Organisations like the British Dental Association (BDA) are outspoken about the state of children’s oral health and have offered insight into the urgent need to stem tooth decay. In 2018, the BDA cited 170 children and teenagers in England were admitted to hospital for tooth extractions. Two years on, this number has increased to 180 surgical procedures. The cost to the NHS runs into millions of pounds. Right now, we’re seeing one in six five-year-olds developing tooth decay in Southwark which may require extractions if there is no intervention.

Recognising the trauma of undergoing surgery at such a young age, the BDA is supportive of Southwark Council’s move to put the water only policy in place. Shared concerns about oral health are the pain of tooth decay, sleepless nights, impacts on children’s ability to learn and poor development of social skills. The BDA assess low sugar and no sugar drinks as being more acidic than vinegar.

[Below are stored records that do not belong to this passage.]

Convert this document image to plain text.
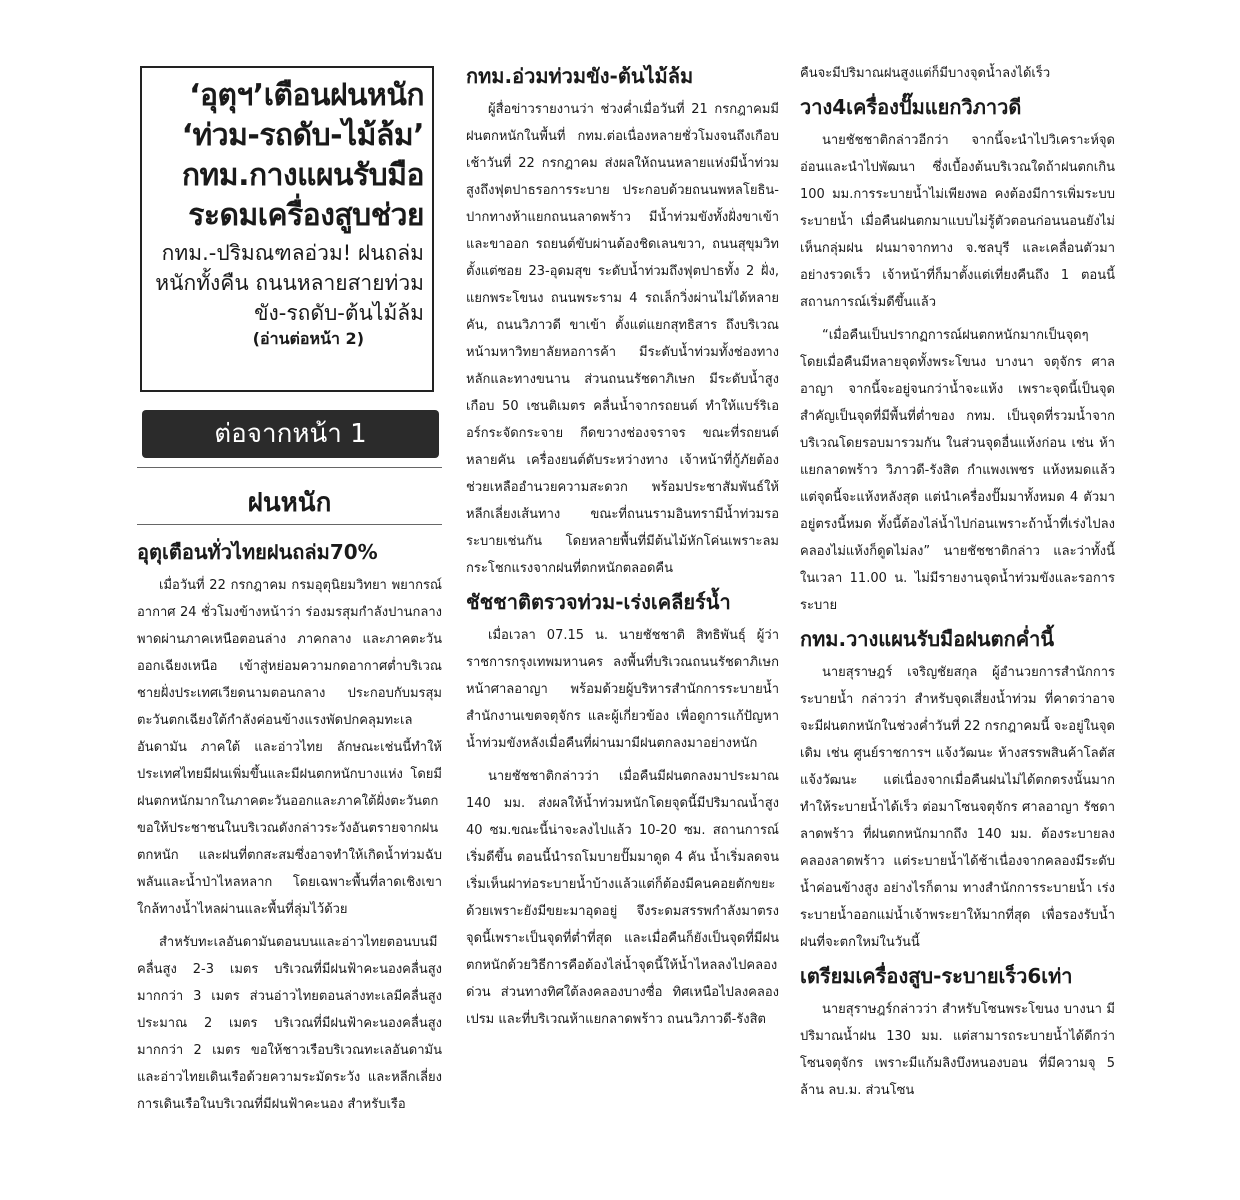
‘อุตุฯ’เตือนฝนหนัก

‘ท่วม-รถดับ-ไม้ล้ม’

กทม.กางแผนรับมือ

ระดมเครื่องสูบช่วย

กทม.-ปริมณฑลอ่วม! ฝนถล่มหนักทั้งคืน ถนนหลายสายท่วมขัง-รถดับ-ต้นไม้ล้ม

(อ่านต่อหน้า 2)
ต่อจากหน้า 1
ฝนหนัก

อุตุเตือนทั่วไทยฝนถล่ม70%

เมื่อวันที่ 22 กรกฎาคม กรมอุตุนิยมวิทยา พยากรณ์อากาศ 24 ชั่วโมงข้างหน้าว่า ร่องมรสุมกำลังปานกลางพาดผ่านภาคเหนือตอนล่าง ภาคกลาง และภาคตะวันออกเฉียงเหนือ เข้าสู่หย่อมความกดอากาศต่ำบริเวณชายฝั่งประเทศเวียดนามตอนกลาง ประกอบกับมรสุมตะวันตกเฉียงใต้กำลังค่อนข้างแรงพัดปกคลุมทะเลอันดามัน ภาคใต้ และอ่าวไทย ลักษณะเช่นนี้ทำให้ประเทศไทยมีฝนเพิ่มขึ้นและมีฝนตกหนักบางแห่ง โดยมีฝนตกหนักมากในภาคตะวันออกและภาคใต้ฝั่งตะวันตก ขอให้ประชาชนในบริเวณดังกล่าวระวังอันตรายจากฝนตกหนัก และฝนที่ตกสะสมซึ่งอาจทำให้เกิดน้ำท่วมฉับพลันและน้ำป่าไหลหลาก โดยเฉพาะพื้นที่ลาดเชิงเขาใกล้ทางน้ำไหลผ่านและพื้นที่ลุ่มไว้ด้วย

สำหรับทะเลอันดามันตอนบนและอ่าวไทยตอนบนมีคลื่นสูง 2-3 เมตร บริเวณที่มีฝนฟ้าคะนองคลื่นสูงมากกว่า 3 เมตร ส่วนอ่าวไทยตอนล่างทะเลมีคลื่นสูงประมาณ 2 เมตร บริเวณที่มีฝนฟ้าคะนองคลื่นสูงมากกว่า 2 เมตร ขอให้ชาวเรือบริเวณทะเลอันดามันและอ่าวไทยเดินเรือด้วยความระมัดระวัง และหลีกเลี่ยงการเดินเรือในบริเวณที่มีฝนฟ้าคะนอง สำหรับเรือ

กทม.อ่วมท่วมขัง-ต้นไม้ล้ม

ผู้สื่อข่าวรายงานว่า ช่วงค่ำเมื่อวันที่ 21 กรกฎาคมมีฝนตกหนักในพื้นที่ กทม.ต่อเนื่องหลายชั่วโมงจนถึงเกือบเช้าวันที่ 22 กรกฎาคม ส่งผลให้ถนนหลายแห่งมีน้ำท่วมสูงถึงฟุตปาธรอการระบาย ประกอบด้วยถนนพหลโยธิน-ปากทางห้าแยกถนนลาดพร้าว มีน้ำท่วมขังทั้งฝั่งขาเข้าและขาออก รถยนต์ขับผ่านต้องชิดเลนขวา, ถนนสุขุมวิท ตั้งแต่ซอย 23-อุดมสุข ระดับน้ำท่วมถึงฟุตปาธทั้ง 2 ฝั่ง, แยกพระโขนง ถนนพระราม 4 รถเล็กวิ่งผ่านไม่ได้หลายคัน, ถนนวิภาวดี ขาเข้า ตั้งแต่แยกสุทธิสาร ถึงบริเวณหน้ามหาวิทยาลัยหอการค้า มีระดับน้ำท่วมทั้งช่องทางหลักและทางขนาน ส่วนถนนรัชดาภิเษก มีระดับน้ำสูงเกือบ 50 เซนติเมตร คลื่นน้ำจากรถยนต์ ทำให้แบร์ริเออร์กระจัดกระจาย กีดขวางช่องจราจร ขณะที่รถยนต์หลายคัน เครื่องยนต์ดับระหว่างทาง เจ้าหน้าที่กู้ภัยต้องช่วยเหลืออำนวยความสะดวก พร้อมประชาสัมพันธ์ให้หลีกเลี่ยงเส้นทาง ขณะที่ถนนรามอินทรามีน้ำท่วมรอระบายเช่นกัน โดยหลายพื้นที่มีต้นไม้หักโค่นเพราะลมกระโชกแรงจากฝนที่ตกหนักตลอดคืน

ชัชชาติตรวจท่วม-เร่งเคลียร์น้ำ

เมื่อเวลา 07.15 น. นายชัชชาติ สิทธิพันธุ์ ผู้ว่าราชการกรุงเทพมหานคร ลงพื้นที่บริเวณถนนรัชดาภิเษก หน้าศาลอาญา พร้อมด้วยผู้บริหารสำนักการระบายน้ำ สำนักงานเขตจตุจักร และผู้เกี่ยวข้อง เพื่อดูการแก้ปัญหาน้ำท่วมขังหลังเมื่อคืนที่ผ่านมามีฝนตกลงมาอย่างหนัก

นายชัชชาติกล่าวว่า เมื่อคืนมีฝนตกลงมาประมาณ 140 มม. ส่งผลให้น้ำท่วมหนักโดยจุดนี้มีปริมาณน้ำสูง 40 ซม.ขณะนี้น่าจะลงไปแล้ว 10-20 ซม. สถานการณ์เริ่มดีขึ้น ตอนนี้นำรถโมบายปั๊มมาดูด 4 คัน น้ำเริ่มลดจนเริ่มเห็นฝาท่อระบายน้ำบ้างแล้วแต่ก็ต้องมีคนคอยตักขยะด้วยเพราะยังมีขยะมาอุดอยู่ จึงระดมสรรพกำลังมาตรงจุดนี้เพราะเป็นจุดที่ต่ำที่สุด และเมื่อคืนก็ยังเป็นจุดที่มีฝนตกหนักด้วยวิธีการคือต้องไล่น้ำจุดนี้ให้น้ำไหลลงไปคลองด่วน ส่วนทางทิศใต้ลงคลองบางซื่อ ทิศเหนือไปลงคลองเปรม และที่บริเวณห้าแยกลาดพร้าว ถนนวิภาวดี-รังสิต

คืนจะมีปริมาณฝนสูงแต่ก็มีบางจุดน้ำลงได้เร็ว

วาง4เครื่องปั๊มแยกวิภาวดี

นายชัชชาติกล่าวอีกว่า จากนี้จะนำไปวิเคราะห์จุดอ่อนและนำไปพัฒนา ซึ่งเบื้องต้นบริเวณใดถ้าฝนตกเกิน 100 มม.การระบายน้ำไม่เพียงพอ คงต้องมีการเพิ่มระบบระบายน้ำ เมื่อคืนฝนตกมาแบบไม่รู้ตัวตอนก่อนนอนยังไม่เห็นกลุ่มฝน ฝนมาจากทาง จ.ชลบุรี และเคลื่อนตัวมาอย่างรวดเร็ว เจ้าหน้าที่ก็มาตั้งแต่เที่ยงคืนถึง 1 ตอนนี้สถานการณ์เริ่มดีขึ้นแล้ว

“เมื่อคืนเป็นปรากฏการณ์ฝนตกหนักมากเป็นจุดๆ โดยเมื่อคืนมีหลายจุดทั้งพระโขนง บางนา จตุจักร ศาลอาญา จากนี้จะอยู่จนกว่าน้ำจะแห้ง เพราะจุดนี้เป็นจุดสำคัญเป็นจุดที่มีพื้นที่ต่ำของ กทม. เป็นจุดที่รวมน้ำจากบริเวณโดยรอบมารวมกัน ในส่วนจุดอื่นแห้งก่อน เช่น ห้าแยกลาดพร้าว วิภาวดี-รังสิต กำแพงเพชร แห้งหมดแล้ว แต่จุดนี้จะแห้งหลังสุด แต่นำเครื่องปั๊มมาทั้งหมด 4 ตัวมาอยู่ตรงนี้หมด ทั้งนี้ต้องไล่น้ำไปก่อนเพราะถ้าน้ำที่เร่งไปลงคลองไม่แห้งก็ดูดไม่ลง” นายชัชชาติกล่าว และว่าทั้งนี้ ในเวลา 11.00 น. ไม่มีรายงานจุดน้ำท่วมขังและรอการระบาย

กทม.วางแผนรับมือฝนตกค่ำนี้

นายสุราษฎร์ เจริญชัยสกุล ผู้อำนวยการสำนักการระบายน้ำ กล่าวว่า สำหรับจุดเสี่ยงน้ำท่วม ที่คาดว่าอาจจะมีฝนตกหนักในช่วงค่ำวันที่ 22 กรกฎาคมนี้ จะอยู่ในจุดเดิม เช่น ศูนย์ราชการฯ แจ้งวัฒนะ ห้างสรรพสินค้าโลตัส แจ้งวัฒนะ แต่เนื่องจากเมื่อคืนฝนไม่ได้ตกตรงนั้นมาก ทำให้ระบายน้ำได้เร็ว ต่อมาโซนจตุจักร ศาลอาญา รัชดา ลาดพร้าว ที่ฝนตกหนักมากถึง 140 มม. ต้องระบายลงคลองลาดพร้าว แต่ระบายน้ำได้ช้าเนื่องจากคลองมีระดับน้ำค่อนข้างสูง อย่างไรก็ตาม ทางสำนักการระบายน้ำ เร่งระบายน้ำออกแม่น้ำเจ้าพระยาให้มากที่สุด เพื่อรองรับน้ำฝนที่จะตกใหม่ในวันนี้

เตรียมเครื่องสูบ-ระบายเร็ว6เท่า

นายสุราษฎร์กล่าวว่า สำหรับโซนพระโขนง บางนา มีปริมาณน้ำฝน 130 มม. แต่สามารถระบายน้ำได้ดีกว่าโซนจตุจักร เพราะมีแก้มลิงบึงหนองบอน ที่มีความจุ 5 ล้าน ลบ.ม. ส่วนโซน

In February, all Southwark schools were sent details of the new water-only policy to allow ample time for teachers and school staff to work with pupils to transition from fizzy drinks to water. This policy will be mandatory for all primary schools in Southwark (and nursery classes) from the start of summer term in April 2020. Promoting drinking water and banning fizzy drinks should kick start making healthier choices and improving children’s health from nursery onwards.